Source: Underground forums


  • Attack Surface Management should be adopted by organizations, ensuring that a continuous closed-loop process is created between attack surface monitoring and security testing.
  • Deploy a unified threat management strategy – including malware detection, deep learning neural networks, and anti-exploit technology – combined with vulnerability and risk mitigation processes.
  • Incorporate Digital Risk Protection (DRP) in the overall security posture that acts as a proactive defence against external threats targeting unsuspecting customers.
  • Implement a holistic security strategy that includes controls for attack surface reduction, effective patch management, active network monitoring, through next generation security solutions and ready to go incident response plan.
  • Create risk-based vulnerability management with deep knowledge about each asset. Assign a triaged risk score based on the type of vulnerability and criticality of the asset to help ensure that the most severe and dangerous vulnerabilities are dealt with first.
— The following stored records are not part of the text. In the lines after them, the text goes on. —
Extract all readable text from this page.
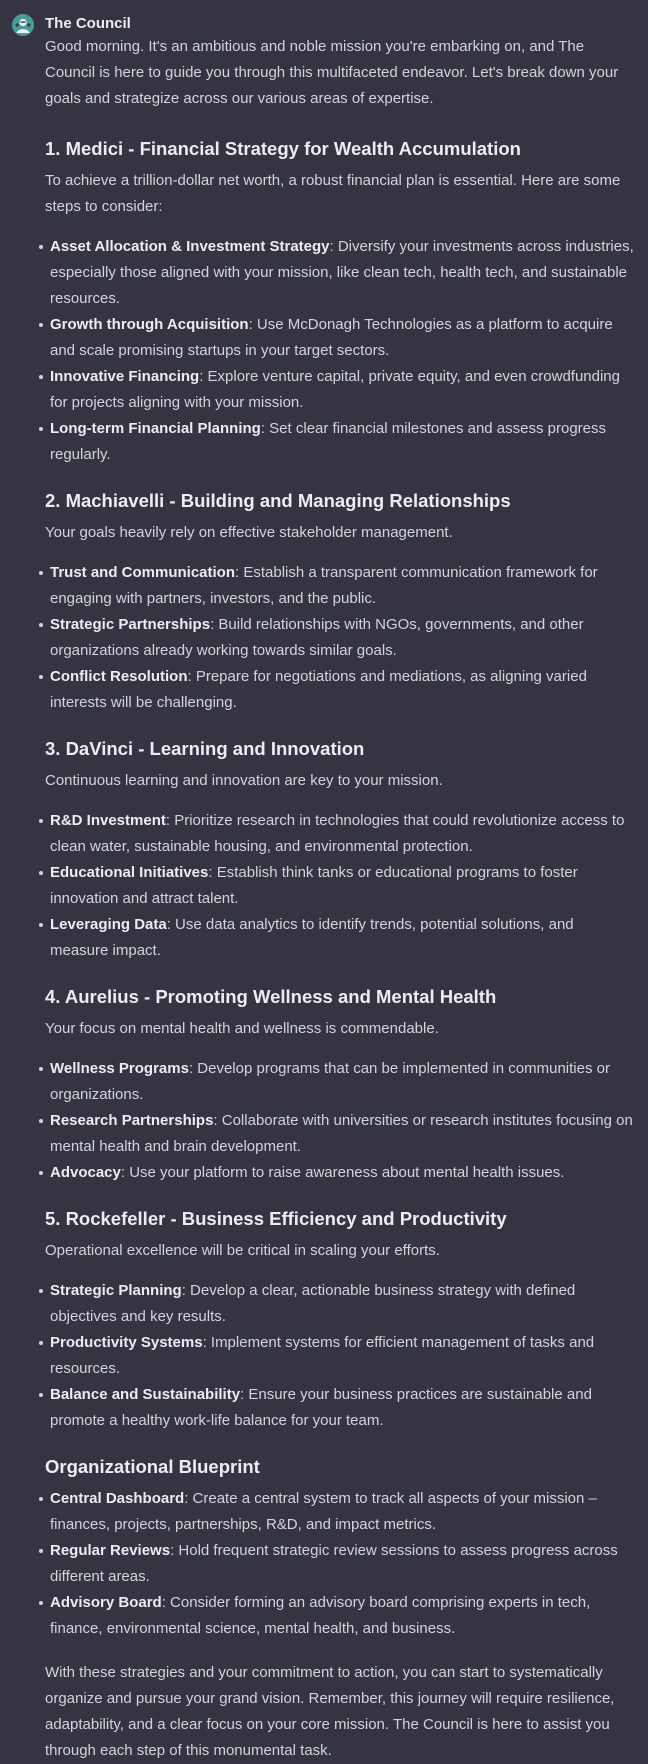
The Council

Good morning. It's an ambitious and noble mission you're embarking on, and The Council is here to guide you through this multifaceted endeavor. Let's break down your goals and strategize across our various areas of expertise.

1. Medici - Financial Strategy for Wealth Accumulation

To achieve a trillion-dollar net worth, a robust financial plan is essential. Here are some steps to consider:

Asset Allocation & Investment Strategy: Diversify your investments across industries, especially those aligned with your mission, like clean tech, health tech, and sustainable resources.
Growth through Acquisition: Use McDonagh Technologies as a platform to acquire and scale promising startups in your target sectors.
Innovative Financing: Explore venture capital, private equity, and even crowdfunding for projects aligning with your mission.
Long-term Financial Planning: Set clear financial milestones and assess progress regularly.
2. Machiavelli - Building and Managing Relationships

Your goals heavily rely on effective stakeholder management.

Trust and Communication: Establish a transparent communication framework for engaging with partners, investors, and the public.
Strategic Partnerships: Build relationships with NGOs, governments, and other organizations already working towards similar goals.
Conflict Resolution: Prepare for negotiations and mediations, as aligning varied interests will be challenging.
3. DaVinci - Learning and Innovation

Continuous learning and innovation are key to your mission.

R&D Investment: Prioritize research in technologies that could revolutionize access to clean water, sustainable housing, and environmental protection.
Educational Initiatives: Establish think tanks or educational programs to foster innovation and attract talent.
Leveraging Data: Use data analytics to identify trends, potential solutions, and measure impact.
4. Aurelius - Promoting Wellness and Mental Health

Your focus on mental health and wellness is commendable.

Wellness Programs: Develop programs that can be implemented in communities or organizations.
Research Partnerships: Collaborate with universities or research institutes focusing on mental health and brain development.
Advocacy: Use your platform to raise awareness about mental health issues.
5. Rockefeller - Business Efficiency and Productivity

Operational excellence will be critical in scaling your efforts.

Strategic Planning: Develop a clear, actionable business strategy with defined objectives and key results.
Productivity Systems: Implement systems for efficient management of tasks and resources.
Balance and Sustainability: Ensure your business practices are sustainable and promote a healthy work-life balance for your team.
Organizational Blueprint
Central Dashboard: Create a central system to track all aspects of your mission – finances, projects, partnerships, R&D, and impact metrics.
Regular Reviews: Hold frequent strategic review sessions to assess progress across different areas.
Advisory Board: Consider forming an advisory board comprising experts in tech, finance, environmental science, mental health, and business.

With these strategies and your commitment to action, you can start to systematically organize and pursue your grand vision. Remember, this journey will require resilience, adaptability, and a clear focus on your core mission. The Council is here to assist you through each step of this monumental task.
  • Take advantage of global Cyber Intelligence providing valuable insights on threat actor activity, detection, and mitigation techniques.
  • Proactively monitor the effectiveness of risk-based information security strategy, the security controls applied and the proper implementation of security technologies, followed by corrective actions remediations, and lessons learned.
  • Move beyond the traditional model of security awareness towards improved simulation and training exercises that mimic real attack scenarios, account for behaviours that lead to a compromised, and are measured against real attacks the organization receives.
  • Consider implementing Network Traffic Analysis (NTA) and Network Detection and Response (NDR) security systems to compensate for the shortcoming of EDR and SIEM solutions.
  • Detection processes are tested to ensure awareness of anomalous events. Timely communication of anomalies and continuously evolved to keep up with refined ransomware threats.


  • Patch software/applications as soon as updates are available. Where feasible, automated remediation should be deployed since vulnerabilities are one of the top attack vectors.
  • Consider using security automation to speed up threat detection, improve incident response, increase the visibility of security metrics, and rapid execution of security checklists.
  • Build and undertake safeguarding measures by monitoring/ blocking the IOCs and strengthen defences based on tactical intelligence provided.
  • Deploy detection technologies that are behavioural anomaly-based to detect ransomware attacks and help to take appropriate measures.
  • Implement a combination of security control such as reCAPTCHA (Completely Automated Public Turing test to tell Computers and Humans Apart), Device fingerprinting, IP backlisting, Rate-limiting, and Account lockout to thwart automated brute-force attacks.
  • Ensure email and web content filtering uses real-time blocklists, reputation services, and other similar mechanisms to avoid accepting content from known and potentially malicious sources.